Topics Google Inc | Google ads

Google has banned political ads in Singapore ahead of elections, an opposition party said Wednesday, sparking accusations the tech giant was "kowtowing" to the tightly-controlled city's government.

The ban was imposed under controversial new rules aimed at fighting disinformation in the city-state, which critics fear could be used to stifle dissent.

General elections are widely expected within months and weak opposition parties are relying on social media to reach voters in a country where the mainstream media typically backs the long-ruling government.

But the Singapore Democratic Party (SDP), a key opposition group, said that Google had refused their request to buy ads on the site.

Google had cited the new regulations, which prohibit adverts seeking to influence public opinion, according to correspondence between the US firm and the party posted on the SDP website by chairman Paul Tambyah.

"We have been highly dependent on social media and the internet to get our message across to the people of Singapore," Tambyah said in a letter to Google chief executive Sundar Pichai.

"This new policy is alarming and very disappointing." Ted Osius, Google's vice president for government affairs and public policy, replied that banning political ads "was not an easy decision to make", according to a copy of his letter posted by the party.

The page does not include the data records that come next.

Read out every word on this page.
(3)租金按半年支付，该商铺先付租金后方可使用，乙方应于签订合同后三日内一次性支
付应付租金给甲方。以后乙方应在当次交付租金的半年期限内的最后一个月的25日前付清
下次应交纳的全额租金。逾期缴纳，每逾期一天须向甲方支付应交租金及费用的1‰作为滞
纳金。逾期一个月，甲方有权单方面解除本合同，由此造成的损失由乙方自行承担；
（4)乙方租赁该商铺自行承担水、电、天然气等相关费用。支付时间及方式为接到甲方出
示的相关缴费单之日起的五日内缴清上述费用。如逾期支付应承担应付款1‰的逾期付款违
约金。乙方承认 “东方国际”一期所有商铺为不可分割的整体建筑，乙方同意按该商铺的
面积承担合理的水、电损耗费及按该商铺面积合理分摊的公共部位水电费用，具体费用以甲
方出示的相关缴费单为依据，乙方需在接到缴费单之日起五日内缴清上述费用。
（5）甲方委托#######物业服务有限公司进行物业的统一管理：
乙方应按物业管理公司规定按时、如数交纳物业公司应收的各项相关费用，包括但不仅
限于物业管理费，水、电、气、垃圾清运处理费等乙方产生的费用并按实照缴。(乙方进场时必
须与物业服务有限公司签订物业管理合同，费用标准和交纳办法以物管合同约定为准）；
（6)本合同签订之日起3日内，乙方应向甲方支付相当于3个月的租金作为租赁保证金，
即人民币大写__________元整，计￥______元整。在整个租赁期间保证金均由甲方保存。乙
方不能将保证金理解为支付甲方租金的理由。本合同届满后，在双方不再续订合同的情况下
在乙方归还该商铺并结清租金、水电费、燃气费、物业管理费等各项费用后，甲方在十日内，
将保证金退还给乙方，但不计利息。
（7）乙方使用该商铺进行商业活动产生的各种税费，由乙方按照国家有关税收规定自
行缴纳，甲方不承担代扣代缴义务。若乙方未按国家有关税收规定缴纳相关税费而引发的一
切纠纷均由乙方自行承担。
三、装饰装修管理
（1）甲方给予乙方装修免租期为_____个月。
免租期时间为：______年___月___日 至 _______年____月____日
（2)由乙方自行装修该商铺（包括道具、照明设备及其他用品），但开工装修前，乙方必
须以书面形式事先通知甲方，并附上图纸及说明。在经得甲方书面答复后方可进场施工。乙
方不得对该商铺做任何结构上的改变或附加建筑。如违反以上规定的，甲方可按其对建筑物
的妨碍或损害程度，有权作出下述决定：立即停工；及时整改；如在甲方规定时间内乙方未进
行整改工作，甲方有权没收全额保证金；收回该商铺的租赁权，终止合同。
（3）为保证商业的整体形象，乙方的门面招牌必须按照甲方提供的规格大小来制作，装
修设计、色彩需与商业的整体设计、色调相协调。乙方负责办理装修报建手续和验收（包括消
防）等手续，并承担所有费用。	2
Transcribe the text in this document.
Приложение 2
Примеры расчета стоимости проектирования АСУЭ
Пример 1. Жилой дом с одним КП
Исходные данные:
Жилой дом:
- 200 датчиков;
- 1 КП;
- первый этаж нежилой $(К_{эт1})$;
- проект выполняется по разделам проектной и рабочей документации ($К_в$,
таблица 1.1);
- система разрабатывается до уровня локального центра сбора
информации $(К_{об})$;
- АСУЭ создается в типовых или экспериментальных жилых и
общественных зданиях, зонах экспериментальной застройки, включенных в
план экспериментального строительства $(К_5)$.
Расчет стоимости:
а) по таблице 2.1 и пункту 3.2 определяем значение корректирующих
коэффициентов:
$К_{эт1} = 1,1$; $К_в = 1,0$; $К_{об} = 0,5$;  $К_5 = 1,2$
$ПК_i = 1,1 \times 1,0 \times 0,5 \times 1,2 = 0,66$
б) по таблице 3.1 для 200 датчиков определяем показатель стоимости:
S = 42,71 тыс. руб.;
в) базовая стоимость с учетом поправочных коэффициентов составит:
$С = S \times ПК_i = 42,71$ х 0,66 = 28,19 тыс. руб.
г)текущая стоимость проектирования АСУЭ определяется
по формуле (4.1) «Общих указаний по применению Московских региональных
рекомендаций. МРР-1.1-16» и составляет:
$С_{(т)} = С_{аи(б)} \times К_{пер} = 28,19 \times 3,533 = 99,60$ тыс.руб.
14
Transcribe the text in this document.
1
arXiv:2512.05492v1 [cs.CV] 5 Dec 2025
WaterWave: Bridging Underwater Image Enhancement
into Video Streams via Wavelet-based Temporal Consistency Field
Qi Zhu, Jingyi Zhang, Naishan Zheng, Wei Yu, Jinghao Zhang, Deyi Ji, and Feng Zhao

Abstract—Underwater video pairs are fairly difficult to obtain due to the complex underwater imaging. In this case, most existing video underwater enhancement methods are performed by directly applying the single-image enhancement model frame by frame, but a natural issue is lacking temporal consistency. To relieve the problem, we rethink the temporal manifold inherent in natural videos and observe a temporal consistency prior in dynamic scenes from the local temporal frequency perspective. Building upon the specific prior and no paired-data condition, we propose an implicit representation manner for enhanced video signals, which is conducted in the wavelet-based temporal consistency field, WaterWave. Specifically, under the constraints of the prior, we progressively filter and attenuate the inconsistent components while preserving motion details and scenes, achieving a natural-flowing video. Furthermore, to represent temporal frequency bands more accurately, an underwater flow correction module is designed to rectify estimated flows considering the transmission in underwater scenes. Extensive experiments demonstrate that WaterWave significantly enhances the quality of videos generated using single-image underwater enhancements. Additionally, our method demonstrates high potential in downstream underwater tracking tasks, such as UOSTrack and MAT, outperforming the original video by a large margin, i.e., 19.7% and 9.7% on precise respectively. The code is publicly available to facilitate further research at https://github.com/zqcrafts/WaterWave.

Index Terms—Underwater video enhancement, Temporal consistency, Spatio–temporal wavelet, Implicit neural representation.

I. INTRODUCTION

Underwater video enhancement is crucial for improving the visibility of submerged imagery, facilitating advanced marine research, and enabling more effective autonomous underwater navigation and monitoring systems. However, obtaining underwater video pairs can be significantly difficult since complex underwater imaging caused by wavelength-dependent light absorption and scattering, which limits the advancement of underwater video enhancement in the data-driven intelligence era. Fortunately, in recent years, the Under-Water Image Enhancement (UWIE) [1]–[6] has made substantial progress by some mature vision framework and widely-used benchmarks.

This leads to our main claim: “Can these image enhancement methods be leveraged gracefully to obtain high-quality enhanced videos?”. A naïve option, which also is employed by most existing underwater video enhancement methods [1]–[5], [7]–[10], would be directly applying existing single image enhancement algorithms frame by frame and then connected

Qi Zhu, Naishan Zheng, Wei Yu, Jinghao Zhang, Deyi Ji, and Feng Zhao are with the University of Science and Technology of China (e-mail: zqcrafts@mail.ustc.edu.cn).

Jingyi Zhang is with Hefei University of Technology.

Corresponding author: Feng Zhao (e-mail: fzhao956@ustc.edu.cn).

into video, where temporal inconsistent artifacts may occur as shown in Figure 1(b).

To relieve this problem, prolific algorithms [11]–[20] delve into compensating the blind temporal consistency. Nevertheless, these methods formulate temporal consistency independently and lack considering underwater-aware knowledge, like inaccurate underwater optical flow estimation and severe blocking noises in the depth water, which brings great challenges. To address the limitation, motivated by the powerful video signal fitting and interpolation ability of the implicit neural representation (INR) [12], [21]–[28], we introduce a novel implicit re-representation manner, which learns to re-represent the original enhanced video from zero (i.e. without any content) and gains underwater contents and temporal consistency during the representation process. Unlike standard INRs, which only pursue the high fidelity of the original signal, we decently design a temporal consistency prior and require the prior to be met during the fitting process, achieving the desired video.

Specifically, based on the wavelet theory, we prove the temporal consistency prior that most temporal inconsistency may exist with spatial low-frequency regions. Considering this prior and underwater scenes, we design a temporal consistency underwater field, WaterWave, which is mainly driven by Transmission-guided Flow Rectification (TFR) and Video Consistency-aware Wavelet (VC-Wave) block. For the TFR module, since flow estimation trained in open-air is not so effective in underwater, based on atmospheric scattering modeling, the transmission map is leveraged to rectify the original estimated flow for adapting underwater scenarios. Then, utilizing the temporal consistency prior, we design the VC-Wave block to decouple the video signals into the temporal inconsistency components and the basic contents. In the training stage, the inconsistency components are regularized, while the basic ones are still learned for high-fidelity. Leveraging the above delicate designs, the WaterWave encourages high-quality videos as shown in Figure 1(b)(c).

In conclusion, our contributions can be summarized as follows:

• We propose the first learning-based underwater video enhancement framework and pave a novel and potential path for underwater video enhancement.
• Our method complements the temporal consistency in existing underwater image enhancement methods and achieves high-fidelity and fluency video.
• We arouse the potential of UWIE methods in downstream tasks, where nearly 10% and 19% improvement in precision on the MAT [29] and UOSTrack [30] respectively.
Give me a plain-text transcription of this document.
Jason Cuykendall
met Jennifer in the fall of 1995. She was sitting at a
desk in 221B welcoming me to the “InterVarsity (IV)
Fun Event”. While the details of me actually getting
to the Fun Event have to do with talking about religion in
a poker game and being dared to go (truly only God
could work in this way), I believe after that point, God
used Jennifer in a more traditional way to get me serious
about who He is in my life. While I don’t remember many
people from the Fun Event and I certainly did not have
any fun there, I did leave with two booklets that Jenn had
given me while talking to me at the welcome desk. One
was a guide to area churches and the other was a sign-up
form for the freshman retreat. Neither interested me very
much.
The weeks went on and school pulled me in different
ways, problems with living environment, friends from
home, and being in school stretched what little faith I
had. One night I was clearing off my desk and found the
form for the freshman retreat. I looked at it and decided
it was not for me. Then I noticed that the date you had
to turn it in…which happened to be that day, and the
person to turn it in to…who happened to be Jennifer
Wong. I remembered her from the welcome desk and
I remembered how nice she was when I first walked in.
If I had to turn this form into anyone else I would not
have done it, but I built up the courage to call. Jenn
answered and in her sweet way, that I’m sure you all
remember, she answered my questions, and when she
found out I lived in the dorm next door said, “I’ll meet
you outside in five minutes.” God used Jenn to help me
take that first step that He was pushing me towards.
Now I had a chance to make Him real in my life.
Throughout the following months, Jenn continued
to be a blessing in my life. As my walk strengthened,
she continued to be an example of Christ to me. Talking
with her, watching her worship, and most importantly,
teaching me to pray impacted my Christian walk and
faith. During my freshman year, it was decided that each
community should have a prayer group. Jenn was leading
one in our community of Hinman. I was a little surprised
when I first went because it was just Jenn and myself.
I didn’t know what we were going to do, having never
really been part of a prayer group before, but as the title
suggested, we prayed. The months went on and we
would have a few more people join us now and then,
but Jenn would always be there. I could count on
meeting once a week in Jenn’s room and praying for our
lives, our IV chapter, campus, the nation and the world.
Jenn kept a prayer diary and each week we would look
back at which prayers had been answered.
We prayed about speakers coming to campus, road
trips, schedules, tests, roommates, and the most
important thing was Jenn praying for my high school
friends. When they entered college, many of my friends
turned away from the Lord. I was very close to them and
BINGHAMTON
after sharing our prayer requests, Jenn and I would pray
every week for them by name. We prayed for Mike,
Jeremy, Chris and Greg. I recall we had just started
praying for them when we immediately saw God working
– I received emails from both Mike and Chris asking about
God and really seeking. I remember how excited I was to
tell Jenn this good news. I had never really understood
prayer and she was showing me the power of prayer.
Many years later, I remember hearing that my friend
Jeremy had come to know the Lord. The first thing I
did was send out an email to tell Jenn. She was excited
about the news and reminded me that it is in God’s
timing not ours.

Google, which has its regional headquarters in Singapore, did not immediately respond to requests for comment.

Tambyah's party does not currently hold any seats in parliament, and the city's fractious opposition groups are not seen as a threat to the long-ruling People's Action Party.

Brad Bowyer, a member of another opposition group, the Progress Singapore Party, told AFP it was "very disheartening when the national media is controlled and now social media is kowtowing".